Will iPhone 5 bring the perfect storm?
It's a good question to ask now that ChangeWave claims that 46 percent of 4,163 consumers surveyed plan to buy iPhone within 90 days. Apple is expected to release iPhone 5 within that time period.
Earlier today, ChangeWave released the data, which reliability is somewhat skewed. "This survey focuses primarily on the North American smartphone market -- with the sample being 89 percent U.S. respondents and 11 percent outside the US", according to the analyst firm. Pardon my confusion, but when did the United States annex Canada and Mexico? Last I checked, North America wasn't synonymous with the United States. It's little details like this that in the past caused me to beat ChangeWave with its own data.
ChangeWave measures consumers' buying intentions, which gives a snapshot into broader trends but unlikely into future sales. For example, in March, ChangeWave's 90-day buying intention survey had 44 percent of consumers buying iPhone and 31 percent Android smartphones. But that's not what actually happened. According to Nielsen, which measured March to May, 49 percent of new smartphone acquirers chose an Android handset, but only 31 percent iPhone. What people say and what they eventually do often differ. At best, surveys of this kind represent what people would like to do.
So take the new survey for what you will. I already can predict that the Apple Fanclub of bloggers and journalists will declare another victory for iPhone over Androids, which only 32 percent of respondents plan to buy within 90 days, according to ChangeWave. I tend to look at what people do (Nielsen's findings) versus what they say they will (ChangeWave's).
By the way, ChangeWave's survey introduces another variable that creates uncertainty. The firm measures mobile operating systems, rather than devices. There's no guarantee all respondents really know Android from iOS or something else. Google has done a much better job branding its operating system -- hey, who couldn't recognize that cute droid mascot? Apple's numbers might even be higher if ChangeWave measured iPhone instead of iOS.

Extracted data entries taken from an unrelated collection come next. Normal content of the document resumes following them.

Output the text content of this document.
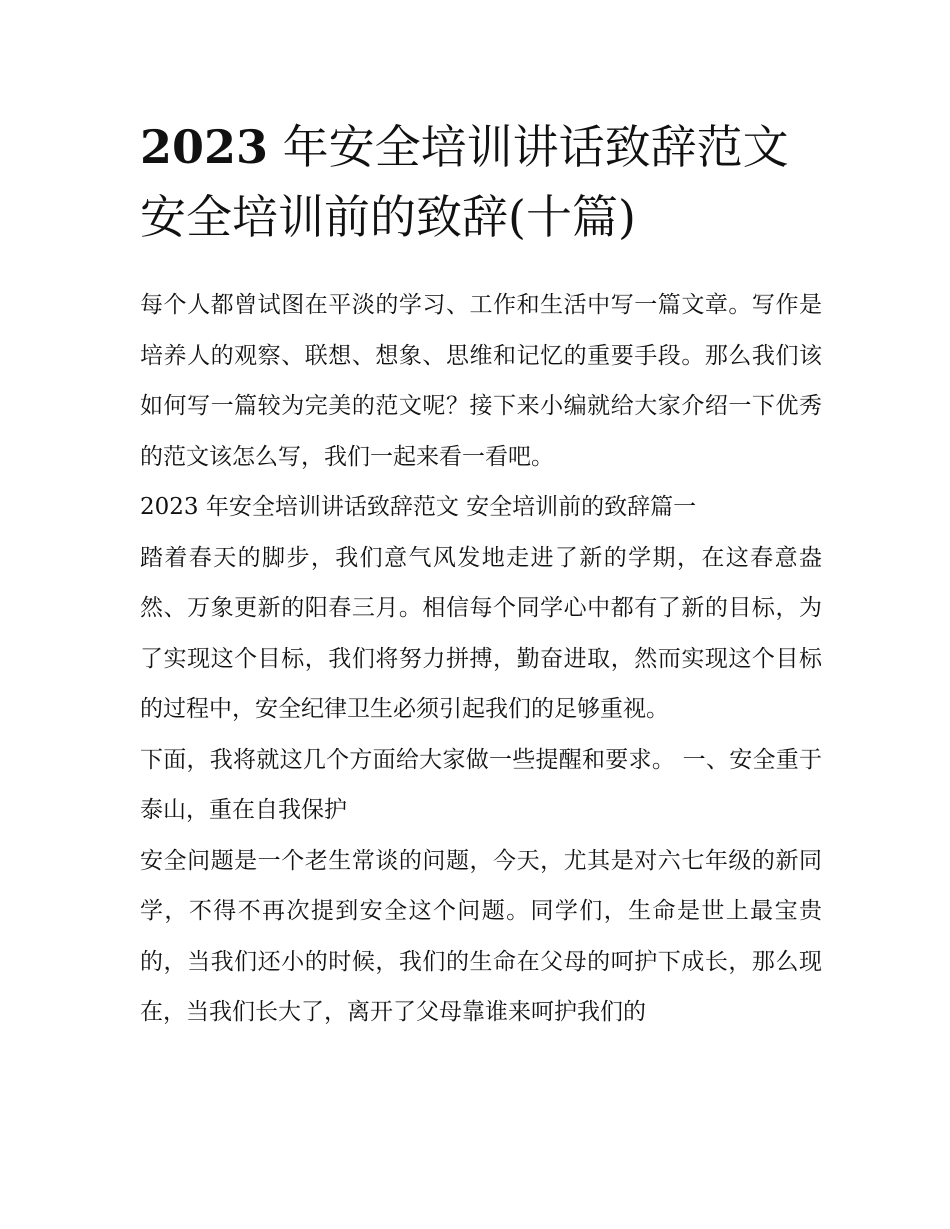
2023 年安全培训讲话致辞范文安全培训前的致辞(十篇)

每个人都曾试图在平淡的学习、工作和生活中写一篇文章。写作是培养人的观察、联想、想象、思维和记忆的重要手段。那么我们该如何写一篇较为完美的范文呢？接下来小编就给大家介绍一下优秀的范文该怎么写，我们一起来看一看吧。

2023 年安全培训讲话致辞范文 安全培训前的致辞篇一

踏着春天的脚步，我们意气风发地走进了新的学期，在这春意盎然、万象更新的阳春三月。相信每个同学心中都有了新的目标，为了实现这个目标，我们将努力拼搏，勤奋进取，然而实现这个目标的过程中，安全纪律卫生必须引起我们的足够重视。

下面，我将就这几个方面给大家做一些提醒和要求。 一、安全重于泰山，重在自我保护

安全问题是一个老生常谈的问题，今天，尤其是对六七年级的新同学，不得不再次提到安全这个问题。同学们，生命是世上最宝贵的，当我们还小的时候，我们的生命在父母的呵护下成长，那么现在，当我们长大了，离开了父母靠谁来呵护我们的
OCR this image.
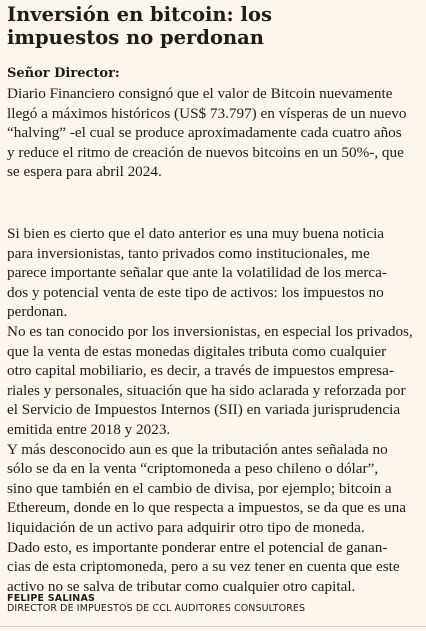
Inversión en bitcoin: los
impuestos no perdonan

Señor Director:

Diario Financiero consignó que el valor de Bitcoin nuevamente
llegó a máximos históricos (US$ 73.797) en vísperas de un nuevo
“halving” -el cual se produce aproximadamente cada cuatro años
y reduce el ritmo de creación de nuevos bitcoins en un 50%-, que
se espera para abril 2024.

Si bien es cierto que el dato anterior es una muy buena noticia
para inversionistas, tanto privados como institucionales, me
parece importante señalar que ante la volatilidad de los merca-
dos y potencial venta de este tipo de activos: los impuestos no
perdonan.
No es tan conocido por los inversionistas, en especial los privados,
que la venta de estas monedas digitales tributa como cualquier
otro capital mobiliario, es decir, a través de impuestos empresa-
riales y personales, situación que ha sido aclarada y reforzada por
el Servicio de Impuestos Internos (SII) en variada jurisprudencia
emitida entre 2018 y 2023.
Y más desconocido aun es que la tributación antes señalada no
sólo se da en la venta “criptomoneda a peso chileno o dólar”,
sino que también en el cambio de divisa, por ejemplo; bitcoin a
Ethereum, donde en lo que respecta a impuestos, se da que es una
liquidación de un activo para adquirir otro tipo de moneda.
Dado esto, es importante ponderar entre el potencial de ganan-
cias de esta criptomoneda, pero a su vez tener en cuenta que este
activo no se salva de tributar como cualquier otro capital.

FELIPE SALINAS

DIRECTOR DE IMPUESTOS DE CCL AUDITORES CONSULTORES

Still, that 46 percent number must mean something, especially in context of other data ChangeWave presents. In a measure of customer satisfaction, 70 percent are very satisfied with iOS and 50 percent with Android. But, get this, 57 percent are very satisfied with Windows Phone 7. Uh-oh, Google, watch your back. But wait: "Even so, the higher Windows Phone 7 rating has yet to produce a sustained momentum boost for Microsoft in term of buyer preferences". Maybe Windows Phone "Mango" will get that momentum going.
Measuring iCloud's Winds
ChangeWave, as it is wont to do, put a positive spin on a major negative finding. The firm smartly asked consumers about Apple's forthcoming iCloud and how that might affect intentions to buy other products. Twenty-nine percent of existing Apple product owners would be "more likely" to buy another one in the future, because of iCloud. Among non-Apple product owners: 13 percent.
"This initial look at the impact of Apple's new iCloud service shows it enhancing existing customer loyalty", ChangeWave claims. "But the survey also provides highly encouraging signs that iCloud will generate additional customer demand for other Apple products, not only from current Apple product owners but from a substantial numbers of non-owners as well". Oh? Since when is 13 percent a "substantial number". Please tell me what new-age Math ChangeWave used to make that assertion? More likely: Most respondents don't know what iCloud is.
ChangeWave was right to ask. With iCloud, Apple is majorly catchup with other cloud sync services -- and even transcending them; and iCloud benefits other Apple products, not just those running iOS. Synchronization is the killer app for the connected age, but perhaps Apple's implementation isn't killer enough or its benefits not understood well enough by survey respondents. Based on ChangeWave's findings, if there's a perfect storm coming, it won't be from iCloud.
That circles back to the question posed by this story's headline. Will iPhone 5 bring a perfect storm? If ChangeWave's data is believed, quite possibly yes. Apple's smartphone is hotly desired during a time when a new model is expected to ship, plumped with fresh operating system and shadowed by new cloud services. Mix that up with shockingly high customer satisfaction and it's the makings of something big.
But, of course, that's based on the North American, or is that just American, perspective. Android activations are now 550,000 a day, globally. What's iPhone's comparable rate? That's an answer Apple will likely give with fiscal third quarter 2011 results releasing tomorrow afternoon. Oh, and the winds there will help forecast whether there's a big storm coming or just a squall.